Beim „Mittel Punkt Europa Filmfest“ werden Filme aus Ländern wie Ungarn, Belarus oder der Ukraine gezeigt. Einige Macher reisen an, einige Darsteller sind nicht mehr am Leben.

Von Josef Grübl

Überall sei es besser als zu Hause, behauptet der junge Ungar – und steigt in einen Zug Richtung Westen. Wer da an Viktor Orbán und die Zustände in Ungarn denkt, hat zwar vielleicht recht, liegt aber trotzdem daneben: Der Film „Pelikan Blue“ erzählt vom Fall des Eisernen Vorhangs im Jahr 1989 und von drei reiselustigen Freunden. Da sie kein Geld für die Zugkarten nach London oder Paris haben, fälschen sie diese: Die blaue Tinte der handgeschriebenen Tickets lässt sich leicht löschen, schon bald betreiben die Freunde einen ebenso lukrativen wie illegalen Handel damit.

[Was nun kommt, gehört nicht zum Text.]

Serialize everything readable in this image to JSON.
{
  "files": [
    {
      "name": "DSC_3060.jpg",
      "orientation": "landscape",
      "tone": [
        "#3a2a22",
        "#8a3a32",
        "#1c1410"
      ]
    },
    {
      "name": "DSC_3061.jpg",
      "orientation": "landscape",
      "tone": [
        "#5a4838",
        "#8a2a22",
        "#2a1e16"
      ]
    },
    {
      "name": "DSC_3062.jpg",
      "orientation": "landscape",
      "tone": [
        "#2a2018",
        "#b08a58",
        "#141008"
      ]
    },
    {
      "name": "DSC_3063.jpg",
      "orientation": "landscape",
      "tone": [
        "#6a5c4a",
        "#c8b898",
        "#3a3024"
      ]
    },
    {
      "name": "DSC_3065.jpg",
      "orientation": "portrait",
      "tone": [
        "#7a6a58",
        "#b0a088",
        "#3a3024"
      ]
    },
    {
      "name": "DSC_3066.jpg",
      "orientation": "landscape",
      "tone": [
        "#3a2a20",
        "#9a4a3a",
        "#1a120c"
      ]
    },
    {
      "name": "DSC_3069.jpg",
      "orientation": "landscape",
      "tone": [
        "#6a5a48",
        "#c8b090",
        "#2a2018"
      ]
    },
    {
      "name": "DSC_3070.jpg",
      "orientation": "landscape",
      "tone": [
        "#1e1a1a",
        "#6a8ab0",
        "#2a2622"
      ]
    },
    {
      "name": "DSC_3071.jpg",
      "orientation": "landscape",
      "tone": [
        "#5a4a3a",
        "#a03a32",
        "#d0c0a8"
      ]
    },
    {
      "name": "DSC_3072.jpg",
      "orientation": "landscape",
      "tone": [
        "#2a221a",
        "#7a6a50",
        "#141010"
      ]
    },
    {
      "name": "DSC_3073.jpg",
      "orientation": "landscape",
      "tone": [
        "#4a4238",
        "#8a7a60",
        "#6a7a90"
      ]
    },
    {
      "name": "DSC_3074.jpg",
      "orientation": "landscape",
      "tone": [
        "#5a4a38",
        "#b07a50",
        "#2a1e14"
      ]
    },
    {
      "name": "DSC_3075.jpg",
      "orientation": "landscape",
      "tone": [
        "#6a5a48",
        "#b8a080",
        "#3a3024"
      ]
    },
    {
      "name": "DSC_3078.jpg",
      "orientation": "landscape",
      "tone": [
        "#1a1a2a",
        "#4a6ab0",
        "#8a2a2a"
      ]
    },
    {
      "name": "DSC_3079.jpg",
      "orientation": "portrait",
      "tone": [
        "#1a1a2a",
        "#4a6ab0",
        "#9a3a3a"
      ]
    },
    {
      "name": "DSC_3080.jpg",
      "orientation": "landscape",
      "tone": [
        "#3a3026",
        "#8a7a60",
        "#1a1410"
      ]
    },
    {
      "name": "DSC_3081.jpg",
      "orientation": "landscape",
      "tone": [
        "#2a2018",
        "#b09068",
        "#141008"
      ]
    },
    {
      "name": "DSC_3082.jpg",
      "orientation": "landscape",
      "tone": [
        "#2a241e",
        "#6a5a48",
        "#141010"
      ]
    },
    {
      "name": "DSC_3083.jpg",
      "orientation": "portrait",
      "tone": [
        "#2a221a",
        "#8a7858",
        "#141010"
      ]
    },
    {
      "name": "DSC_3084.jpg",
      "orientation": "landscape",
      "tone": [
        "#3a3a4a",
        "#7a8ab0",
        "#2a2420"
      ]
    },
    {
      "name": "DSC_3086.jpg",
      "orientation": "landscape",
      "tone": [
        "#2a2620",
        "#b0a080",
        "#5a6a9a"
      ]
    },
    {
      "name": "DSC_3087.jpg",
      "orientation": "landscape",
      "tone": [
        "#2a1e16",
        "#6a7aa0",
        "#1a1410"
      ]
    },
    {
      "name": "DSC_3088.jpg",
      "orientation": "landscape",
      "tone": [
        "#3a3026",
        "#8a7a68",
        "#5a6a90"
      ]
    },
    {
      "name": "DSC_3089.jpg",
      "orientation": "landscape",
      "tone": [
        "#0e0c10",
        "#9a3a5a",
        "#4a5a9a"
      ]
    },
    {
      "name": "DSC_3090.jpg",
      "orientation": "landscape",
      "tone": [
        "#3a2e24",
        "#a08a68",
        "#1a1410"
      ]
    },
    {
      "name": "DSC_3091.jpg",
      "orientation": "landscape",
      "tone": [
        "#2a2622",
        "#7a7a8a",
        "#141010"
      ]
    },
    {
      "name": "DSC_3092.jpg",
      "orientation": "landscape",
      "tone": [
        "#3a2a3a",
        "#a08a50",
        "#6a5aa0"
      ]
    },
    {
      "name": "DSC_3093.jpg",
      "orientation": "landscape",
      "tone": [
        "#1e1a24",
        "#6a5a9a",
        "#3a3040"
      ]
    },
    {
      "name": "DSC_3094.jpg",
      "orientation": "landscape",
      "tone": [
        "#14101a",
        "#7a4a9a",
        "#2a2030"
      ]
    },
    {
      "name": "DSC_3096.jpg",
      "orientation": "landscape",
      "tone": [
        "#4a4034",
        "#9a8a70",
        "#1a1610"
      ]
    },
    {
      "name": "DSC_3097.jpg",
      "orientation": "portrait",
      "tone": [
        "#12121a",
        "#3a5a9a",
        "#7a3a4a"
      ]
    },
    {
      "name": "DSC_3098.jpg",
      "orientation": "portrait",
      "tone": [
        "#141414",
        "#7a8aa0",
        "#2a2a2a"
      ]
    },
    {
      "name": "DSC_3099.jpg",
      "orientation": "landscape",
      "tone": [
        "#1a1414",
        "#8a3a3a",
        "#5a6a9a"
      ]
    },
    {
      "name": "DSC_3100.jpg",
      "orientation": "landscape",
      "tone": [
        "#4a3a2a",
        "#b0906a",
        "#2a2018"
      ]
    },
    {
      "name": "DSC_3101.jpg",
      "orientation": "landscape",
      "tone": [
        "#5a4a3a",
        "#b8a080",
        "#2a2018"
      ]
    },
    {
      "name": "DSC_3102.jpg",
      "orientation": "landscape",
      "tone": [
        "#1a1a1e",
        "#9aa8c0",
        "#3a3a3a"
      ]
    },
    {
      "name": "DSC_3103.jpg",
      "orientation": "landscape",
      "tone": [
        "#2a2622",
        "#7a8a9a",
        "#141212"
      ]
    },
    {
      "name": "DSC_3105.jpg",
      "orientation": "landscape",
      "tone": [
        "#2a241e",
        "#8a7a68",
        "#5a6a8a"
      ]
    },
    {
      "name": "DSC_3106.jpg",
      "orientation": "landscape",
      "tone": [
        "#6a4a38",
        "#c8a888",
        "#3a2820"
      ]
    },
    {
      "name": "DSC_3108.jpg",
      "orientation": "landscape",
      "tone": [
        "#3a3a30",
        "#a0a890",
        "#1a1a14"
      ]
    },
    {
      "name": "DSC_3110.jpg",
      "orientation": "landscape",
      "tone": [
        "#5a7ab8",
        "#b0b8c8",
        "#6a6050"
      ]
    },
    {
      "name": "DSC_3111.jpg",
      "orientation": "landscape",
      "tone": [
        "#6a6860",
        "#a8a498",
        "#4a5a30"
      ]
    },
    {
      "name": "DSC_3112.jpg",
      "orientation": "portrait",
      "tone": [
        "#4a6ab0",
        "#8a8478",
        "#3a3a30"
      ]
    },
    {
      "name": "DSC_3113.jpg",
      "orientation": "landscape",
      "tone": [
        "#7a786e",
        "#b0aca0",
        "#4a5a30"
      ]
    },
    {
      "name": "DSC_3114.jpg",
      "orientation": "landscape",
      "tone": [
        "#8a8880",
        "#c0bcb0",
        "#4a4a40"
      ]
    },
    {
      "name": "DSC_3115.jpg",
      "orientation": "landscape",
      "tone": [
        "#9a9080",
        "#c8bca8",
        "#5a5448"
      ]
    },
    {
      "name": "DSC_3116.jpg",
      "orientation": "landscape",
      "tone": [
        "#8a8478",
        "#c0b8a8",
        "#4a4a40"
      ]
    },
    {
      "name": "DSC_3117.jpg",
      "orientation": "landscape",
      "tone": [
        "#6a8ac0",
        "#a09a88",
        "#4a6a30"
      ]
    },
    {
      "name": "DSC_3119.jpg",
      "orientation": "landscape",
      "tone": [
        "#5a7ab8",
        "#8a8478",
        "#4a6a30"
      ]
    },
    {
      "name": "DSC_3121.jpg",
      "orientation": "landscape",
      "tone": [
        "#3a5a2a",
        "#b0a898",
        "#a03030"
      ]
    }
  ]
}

„Pelikan Blue“ lief bereits auf mehreren internationalen Festivals, jetzt eröffnet der Animationsfilm von László Csáki am 27. Februar das „Mittel Punkt Europa Filmfest“ in München. Das Festival findet zum neunten Mal statt, wie immer im Filmmuseum. Auf dem Spielplan stehen insgesamt elf neue Filme aus osteuropäischen Ländern wie Polen, Tschechien, Belarus, der Slowakei, Ungarn und der Ukraine. Aufgeführt werden sie in ihren Originalfassungen mit Untertiteln, zu einigen Vorführungen werden Gäste erwartet.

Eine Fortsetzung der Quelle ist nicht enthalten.